All three main parties have welcomed calls from the International Monetary Fund for a charge on all financial institutions to pay for future banking bail-outs.
In a report sent to G20 nations, yet to published, the IMF called for countries to impose a "financial stability contribution" on all institutions and a "financial activities tax" which would target excess profits and bonuses.
The watchdog's report rules out a financial transactions tax, something marketed by campaigners as a Robin Hood Tax, as impracticable, and likely to cause economic damage by distorting flows of capital around the world.
The proposed taxes were welcomed by chancellor Alistair Darling who said they backed Labour's position that any taxes on the banks should be levied internationally.
"The recognition that banks should make a contribution to the society in which they operate is right," he said.
"Any agreement has to be international and unilateral attempts - as proposed by the Tories - would simply risk being undermined.
"It was the Labour government that first proposed an international levy and we want proposals agreed as soon as possible."
Speaking on the BBC Radio 4 Today programme, shadow chief secretary to the Treasury Philip Hammond welcomed the IMF proposals, adding that his party would use the money raised by a similar tax to help reduce the deficit.
"We have led the way on this debate.

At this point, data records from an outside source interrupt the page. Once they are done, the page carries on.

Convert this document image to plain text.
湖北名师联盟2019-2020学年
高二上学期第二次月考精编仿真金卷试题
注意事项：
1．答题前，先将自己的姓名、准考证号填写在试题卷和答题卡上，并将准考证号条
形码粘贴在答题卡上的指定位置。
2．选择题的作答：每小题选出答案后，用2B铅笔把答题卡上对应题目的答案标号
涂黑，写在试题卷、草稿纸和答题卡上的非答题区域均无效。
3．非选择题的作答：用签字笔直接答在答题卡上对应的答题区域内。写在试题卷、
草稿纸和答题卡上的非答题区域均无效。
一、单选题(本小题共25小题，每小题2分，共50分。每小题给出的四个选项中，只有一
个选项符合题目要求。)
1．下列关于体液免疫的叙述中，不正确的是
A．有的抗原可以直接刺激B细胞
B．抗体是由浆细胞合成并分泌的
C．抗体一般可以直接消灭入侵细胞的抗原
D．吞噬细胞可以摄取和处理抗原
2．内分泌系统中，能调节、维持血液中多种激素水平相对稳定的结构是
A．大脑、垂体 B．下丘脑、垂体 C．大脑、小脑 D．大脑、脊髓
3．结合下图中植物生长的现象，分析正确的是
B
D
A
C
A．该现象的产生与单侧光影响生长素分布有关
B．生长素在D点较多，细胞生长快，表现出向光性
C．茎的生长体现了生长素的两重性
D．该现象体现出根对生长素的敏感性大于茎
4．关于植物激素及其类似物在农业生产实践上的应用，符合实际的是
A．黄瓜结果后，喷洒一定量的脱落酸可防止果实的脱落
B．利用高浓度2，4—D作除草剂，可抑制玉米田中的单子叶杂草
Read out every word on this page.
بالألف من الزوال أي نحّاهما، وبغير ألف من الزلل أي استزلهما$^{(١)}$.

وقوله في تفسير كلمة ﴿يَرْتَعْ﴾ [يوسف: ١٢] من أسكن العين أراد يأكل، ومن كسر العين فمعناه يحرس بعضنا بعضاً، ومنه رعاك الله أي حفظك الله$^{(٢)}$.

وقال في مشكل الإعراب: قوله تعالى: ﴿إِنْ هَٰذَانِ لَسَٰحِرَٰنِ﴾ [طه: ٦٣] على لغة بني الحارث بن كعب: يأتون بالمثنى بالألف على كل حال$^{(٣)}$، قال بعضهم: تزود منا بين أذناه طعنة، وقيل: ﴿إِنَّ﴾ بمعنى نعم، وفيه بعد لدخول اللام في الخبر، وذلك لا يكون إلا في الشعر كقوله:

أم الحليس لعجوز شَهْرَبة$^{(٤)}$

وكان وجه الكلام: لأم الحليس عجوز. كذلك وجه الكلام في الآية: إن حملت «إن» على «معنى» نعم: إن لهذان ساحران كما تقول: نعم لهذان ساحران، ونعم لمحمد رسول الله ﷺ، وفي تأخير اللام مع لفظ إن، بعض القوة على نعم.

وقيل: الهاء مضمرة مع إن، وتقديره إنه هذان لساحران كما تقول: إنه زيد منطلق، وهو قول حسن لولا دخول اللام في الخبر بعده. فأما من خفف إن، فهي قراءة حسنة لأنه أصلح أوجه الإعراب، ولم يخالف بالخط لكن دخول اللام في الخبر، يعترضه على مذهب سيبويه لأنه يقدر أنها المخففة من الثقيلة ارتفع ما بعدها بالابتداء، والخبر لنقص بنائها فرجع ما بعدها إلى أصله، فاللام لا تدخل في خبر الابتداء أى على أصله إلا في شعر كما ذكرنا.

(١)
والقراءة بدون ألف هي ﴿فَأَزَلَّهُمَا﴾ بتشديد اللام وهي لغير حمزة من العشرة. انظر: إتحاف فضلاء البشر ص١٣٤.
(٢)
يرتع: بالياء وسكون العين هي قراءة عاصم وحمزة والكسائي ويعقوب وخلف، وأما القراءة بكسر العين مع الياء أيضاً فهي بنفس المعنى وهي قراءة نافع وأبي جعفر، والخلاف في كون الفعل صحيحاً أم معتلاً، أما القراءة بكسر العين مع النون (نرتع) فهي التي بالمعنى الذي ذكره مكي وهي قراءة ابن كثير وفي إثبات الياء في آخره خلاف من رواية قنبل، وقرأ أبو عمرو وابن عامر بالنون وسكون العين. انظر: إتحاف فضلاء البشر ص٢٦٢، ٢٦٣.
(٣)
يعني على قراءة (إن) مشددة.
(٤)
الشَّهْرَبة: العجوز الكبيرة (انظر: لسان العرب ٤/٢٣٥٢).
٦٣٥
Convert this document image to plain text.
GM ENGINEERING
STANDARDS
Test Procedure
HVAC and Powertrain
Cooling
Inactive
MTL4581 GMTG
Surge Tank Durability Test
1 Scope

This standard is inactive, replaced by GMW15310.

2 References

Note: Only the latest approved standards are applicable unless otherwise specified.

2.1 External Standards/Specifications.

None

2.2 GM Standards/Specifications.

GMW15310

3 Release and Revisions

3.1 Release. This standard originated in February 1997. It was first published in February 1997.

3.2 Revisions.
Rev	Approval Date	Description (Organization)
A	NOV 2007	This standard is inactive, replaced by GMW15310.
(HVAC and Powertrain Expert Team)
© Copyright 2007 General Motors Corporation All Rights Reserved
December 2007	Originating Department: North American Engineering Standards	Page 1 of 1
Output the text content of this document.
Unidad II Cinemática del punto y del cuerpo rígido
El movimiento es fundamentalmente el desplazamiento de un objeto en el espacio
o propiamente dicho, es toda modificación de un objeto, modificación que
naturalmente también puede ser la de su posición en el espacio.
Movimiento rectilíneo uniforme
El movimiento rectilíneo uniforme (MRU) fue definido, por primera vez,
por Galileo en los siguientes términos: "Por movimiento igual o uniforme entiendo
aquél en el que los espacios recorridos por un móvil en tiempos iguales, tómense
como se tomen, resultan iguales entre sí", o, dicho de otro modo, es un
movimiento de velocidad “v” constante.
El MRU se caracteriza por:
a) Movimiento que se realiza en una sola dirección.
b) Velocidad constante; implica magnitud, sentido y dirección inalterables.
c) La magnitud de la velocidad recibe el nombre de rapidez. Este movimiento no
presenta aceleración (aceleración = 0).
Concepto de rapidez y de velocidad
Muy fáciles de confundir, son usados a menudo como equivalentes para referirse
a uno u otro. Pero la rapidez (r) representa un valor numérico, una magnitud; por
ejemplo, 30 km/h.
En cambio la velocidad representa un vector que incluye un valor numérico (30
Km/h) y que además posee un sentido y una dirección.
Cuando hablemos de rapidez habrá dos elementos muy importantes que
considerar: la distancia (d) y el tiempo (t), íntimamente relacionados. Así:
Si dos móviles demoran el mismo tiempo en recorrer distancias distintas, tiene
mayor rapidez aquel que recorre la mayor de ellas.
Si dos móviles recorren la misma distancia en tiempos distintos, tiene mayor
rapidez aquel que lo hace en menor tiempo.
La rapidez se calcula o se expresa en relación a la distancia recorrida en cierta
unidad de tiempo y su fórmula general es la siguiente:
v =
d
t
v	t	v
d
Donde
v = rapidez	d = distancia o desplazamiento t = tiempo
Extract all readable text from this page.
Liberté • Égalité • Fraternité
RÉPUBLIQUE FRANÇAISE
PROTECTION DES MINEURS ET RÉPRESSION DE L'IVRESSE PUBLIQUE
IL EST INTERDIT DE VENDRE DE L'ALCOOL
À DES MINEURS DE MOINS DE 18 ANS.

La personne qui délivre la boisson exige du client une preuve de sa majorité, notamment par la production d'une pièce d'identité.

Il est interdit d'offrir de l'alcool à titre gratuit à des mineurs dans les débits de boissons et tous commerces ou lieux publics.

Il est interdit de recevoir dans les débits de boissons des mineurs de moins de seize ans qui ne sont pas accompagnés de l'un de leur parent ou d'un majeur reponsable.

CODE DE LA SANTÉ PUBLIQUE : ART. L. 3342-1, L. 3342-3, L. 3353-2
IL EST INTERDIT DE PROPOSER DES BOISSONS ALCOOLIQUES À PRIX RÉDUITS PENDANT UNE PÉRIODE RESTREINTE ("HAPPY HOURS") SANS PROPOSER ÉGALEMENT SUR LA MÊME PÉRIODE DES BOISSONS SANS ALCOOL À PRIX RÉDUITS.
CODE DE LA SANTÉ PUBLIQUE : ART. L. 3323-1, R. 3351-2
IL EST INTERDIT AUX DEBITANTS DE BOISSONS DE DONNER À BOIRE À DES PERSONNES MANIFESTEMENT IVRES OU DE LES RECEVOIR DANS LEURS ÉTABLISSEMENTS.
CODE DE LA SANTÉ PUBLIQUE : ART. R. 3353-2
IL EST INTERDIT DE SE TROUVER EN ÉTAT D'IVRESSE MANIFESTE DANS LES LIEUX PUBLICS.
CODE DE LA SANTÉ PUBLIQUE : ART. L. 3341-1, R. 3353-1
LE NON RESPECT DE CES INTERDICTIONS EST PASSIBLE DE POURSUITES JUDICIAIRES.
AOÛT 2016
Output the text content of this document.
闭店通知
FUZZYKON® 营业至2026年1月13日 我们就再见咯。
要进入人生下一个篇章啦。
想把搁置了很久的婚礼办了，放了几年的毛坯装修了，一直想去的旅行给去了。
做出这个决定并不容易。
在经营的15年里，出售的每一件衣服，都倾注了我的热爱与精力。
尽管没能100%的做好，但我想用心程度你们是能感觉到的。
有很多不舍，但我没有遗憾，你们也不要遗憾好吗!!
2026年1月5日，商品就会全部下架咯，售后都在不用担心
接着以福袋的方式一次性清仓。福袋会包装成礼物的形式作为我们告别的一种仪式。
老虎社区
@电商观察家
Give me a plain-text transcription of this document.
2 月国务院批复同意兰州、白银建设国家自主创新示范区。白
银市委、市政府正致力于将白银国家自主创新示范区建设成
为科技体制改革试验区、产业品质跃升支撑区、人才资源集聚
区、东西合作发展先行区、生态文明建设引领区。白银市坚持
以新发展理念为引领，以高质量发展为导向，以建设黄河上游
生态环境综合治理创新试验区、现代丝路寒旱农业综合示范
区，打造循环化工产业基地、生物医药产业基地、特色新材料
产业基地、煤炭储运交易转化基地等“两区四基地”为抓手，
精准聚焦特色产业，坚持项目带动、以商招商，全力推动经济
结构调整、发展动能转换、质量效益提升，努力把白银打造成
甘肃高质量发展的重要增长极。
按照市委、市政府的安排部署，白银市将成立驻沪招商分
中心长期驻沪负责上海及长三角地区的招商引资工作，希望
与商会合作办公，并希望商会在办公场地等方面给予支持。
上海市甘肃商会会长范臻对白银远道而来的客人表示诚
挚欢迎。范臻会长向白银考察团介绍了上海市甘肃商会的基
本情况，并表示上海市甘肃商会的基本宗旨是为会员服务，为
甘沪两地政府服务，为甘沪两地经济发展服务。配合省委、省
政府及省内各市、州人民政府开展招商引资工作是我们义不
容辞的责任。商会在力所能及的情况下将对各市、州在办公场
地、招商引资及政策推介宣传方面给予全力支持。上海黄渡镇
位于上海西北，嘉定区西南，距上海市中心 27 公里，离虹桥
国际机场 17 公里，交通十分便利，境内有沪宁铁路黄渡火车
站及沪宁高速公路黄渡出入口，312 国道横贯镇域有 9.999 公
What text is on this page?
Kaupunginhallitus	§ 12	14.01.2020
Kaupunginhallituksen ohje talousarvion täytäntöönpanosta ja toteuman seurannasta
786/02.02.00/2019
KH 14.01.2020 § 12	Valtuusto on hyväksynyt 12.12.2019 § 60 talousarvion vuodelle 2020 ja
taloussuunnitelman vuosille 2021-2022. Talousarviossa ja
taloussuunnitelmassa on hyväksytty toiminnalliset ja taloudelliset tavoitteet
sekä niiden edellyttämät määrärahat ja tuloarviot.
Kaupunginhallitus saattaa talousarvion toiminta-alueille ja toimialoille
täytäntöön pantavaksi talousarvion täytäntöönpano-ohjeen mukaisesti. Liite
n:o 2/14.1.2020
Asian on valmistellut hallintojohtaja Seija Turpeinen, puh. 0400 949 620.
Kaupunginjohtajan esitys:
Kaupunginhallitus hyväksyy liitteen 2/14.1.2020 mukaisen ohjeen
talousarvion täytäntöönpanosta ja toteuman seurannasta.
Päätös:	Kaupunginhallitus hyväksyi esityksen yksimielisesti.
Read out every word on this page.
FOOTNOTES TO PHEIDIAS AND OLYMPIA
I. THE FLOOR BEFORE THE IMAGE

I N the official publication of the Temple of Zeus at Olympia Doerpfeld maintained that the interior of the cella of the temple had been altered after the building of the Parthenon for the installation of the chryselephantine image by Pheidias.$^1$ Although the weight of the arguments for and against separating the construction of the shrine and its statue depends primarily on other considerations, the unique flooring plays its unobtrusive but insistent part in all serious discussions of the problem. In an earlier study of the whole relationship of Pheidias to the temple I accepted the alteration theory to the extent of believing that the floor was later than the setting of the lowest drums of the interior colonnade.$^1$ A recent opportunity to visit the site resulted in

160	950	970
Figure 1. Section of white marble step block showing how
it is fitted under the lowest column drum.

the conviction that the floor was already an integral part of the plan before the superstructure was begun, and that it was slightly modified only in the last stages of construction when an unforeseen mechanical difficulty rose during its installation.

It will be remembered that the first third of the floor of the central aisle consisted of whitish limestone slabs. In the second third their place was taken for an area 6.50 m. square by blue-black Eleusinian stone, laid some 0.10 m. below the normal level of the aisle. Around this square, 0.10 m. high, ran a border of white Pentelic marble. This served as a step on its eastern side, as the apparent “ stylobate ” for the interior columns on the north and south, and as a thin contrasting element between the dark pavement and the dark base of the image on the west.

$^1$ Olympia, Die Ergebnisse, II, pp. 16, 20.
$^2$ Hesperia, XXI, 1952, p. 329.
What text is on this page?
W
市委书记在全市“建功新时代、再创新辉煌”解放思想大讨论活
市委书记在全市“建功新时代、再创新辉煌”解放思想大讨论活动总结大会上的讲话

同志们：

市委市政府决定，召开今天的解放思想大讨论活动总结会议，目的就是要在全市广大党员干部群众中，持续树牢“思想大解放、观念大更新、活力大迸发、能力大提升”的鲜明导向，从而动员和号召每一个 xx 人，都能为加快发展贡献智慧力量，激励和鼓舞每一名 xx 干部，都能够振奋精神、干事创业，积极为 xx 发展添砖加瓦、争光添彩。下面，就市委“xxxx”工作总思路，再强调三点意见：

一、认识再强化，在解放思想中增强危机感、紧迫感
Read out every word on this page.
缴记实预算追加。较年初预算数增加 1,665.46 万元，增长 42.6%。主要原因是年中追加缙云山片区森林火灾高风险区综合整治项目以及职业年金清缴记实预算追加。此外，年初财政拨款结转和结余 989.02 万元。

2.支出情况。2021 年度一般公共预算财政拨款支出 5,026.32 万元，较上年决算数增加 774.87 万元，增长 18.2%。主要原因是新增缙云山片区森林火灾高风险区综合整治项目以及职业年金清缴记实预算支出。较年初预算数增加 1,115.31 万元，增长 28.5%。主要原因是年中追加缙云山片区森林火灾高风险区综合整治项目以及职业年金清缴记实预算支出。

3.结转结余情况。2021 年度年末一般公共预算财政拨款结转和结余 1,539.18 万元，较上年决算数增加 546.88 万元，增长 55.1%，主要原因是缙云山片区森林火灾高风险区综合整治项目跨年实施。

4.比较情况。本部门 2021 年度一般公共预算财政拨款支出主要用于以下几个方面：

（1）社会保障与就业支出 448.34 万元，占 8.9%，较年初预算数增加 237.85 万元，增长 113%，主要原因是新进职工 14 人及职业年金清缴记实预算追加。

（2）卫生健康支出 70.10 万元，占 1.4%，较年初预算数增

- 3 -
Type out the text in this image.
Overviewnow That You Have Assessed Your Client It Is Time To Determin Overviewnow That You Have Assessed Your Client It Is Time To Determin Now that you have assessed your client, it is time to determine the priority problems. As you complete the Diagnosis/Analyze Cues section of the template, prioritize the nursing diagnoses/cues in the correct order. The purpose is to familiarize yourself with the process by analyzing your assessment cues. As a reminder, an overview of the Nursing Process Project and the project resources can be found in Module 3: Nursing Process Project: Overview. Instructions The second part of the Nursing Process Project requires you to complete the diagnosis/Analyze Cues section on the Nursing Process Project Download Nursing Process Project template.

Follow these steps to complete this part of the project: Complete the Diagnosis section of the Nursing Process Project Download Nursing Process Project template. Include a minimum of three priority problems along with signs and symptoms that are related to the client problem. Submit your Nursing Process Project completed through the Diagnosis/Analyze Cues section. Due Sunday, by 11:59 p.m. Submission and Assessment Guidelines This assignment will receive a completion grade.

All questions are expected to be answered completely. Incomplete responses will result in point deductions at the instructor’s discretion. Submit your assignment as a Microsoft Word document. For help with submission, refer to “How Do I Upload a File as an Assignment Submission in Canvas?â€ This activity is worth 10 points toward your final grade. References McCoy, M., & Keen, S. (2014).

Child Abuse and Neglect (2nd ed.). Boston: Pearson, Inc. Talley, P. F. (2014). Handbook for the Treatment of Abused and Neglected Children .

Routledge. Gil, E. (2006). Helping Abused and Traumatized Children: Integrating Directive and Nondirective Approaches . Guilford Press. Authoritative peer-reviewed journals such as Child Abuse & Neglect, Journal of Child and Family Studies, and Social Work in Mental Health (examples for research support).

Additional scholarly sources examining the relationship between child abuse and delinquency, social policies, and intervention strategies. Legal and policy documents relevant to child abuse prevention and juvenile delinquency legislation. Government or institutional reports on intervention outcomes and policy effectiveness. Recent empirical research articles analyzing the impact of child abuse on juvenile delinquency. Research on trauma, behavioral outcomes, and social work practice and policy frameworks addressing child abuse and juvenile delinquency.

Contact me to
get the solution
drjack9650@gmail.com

We have already committed to introducing a tax on banks," he said. "We are very pleased this report has been published."
Hammond said that the levy should not be set aside for a future crisis, adding that his party believed it was a "tax receipt that should go into the general taxation pot".
Liberal Democrat Treasury spokesperson Vince Cable also welcomed the report.
"Many of the banks are still unwilling to acknowledge the massive debt they owe the taxpayer and that they are still underwritten by our money," he said.
"The Liberal Democrats understand that the old way of banking simply cannot continue and this is a view shared by the IMF."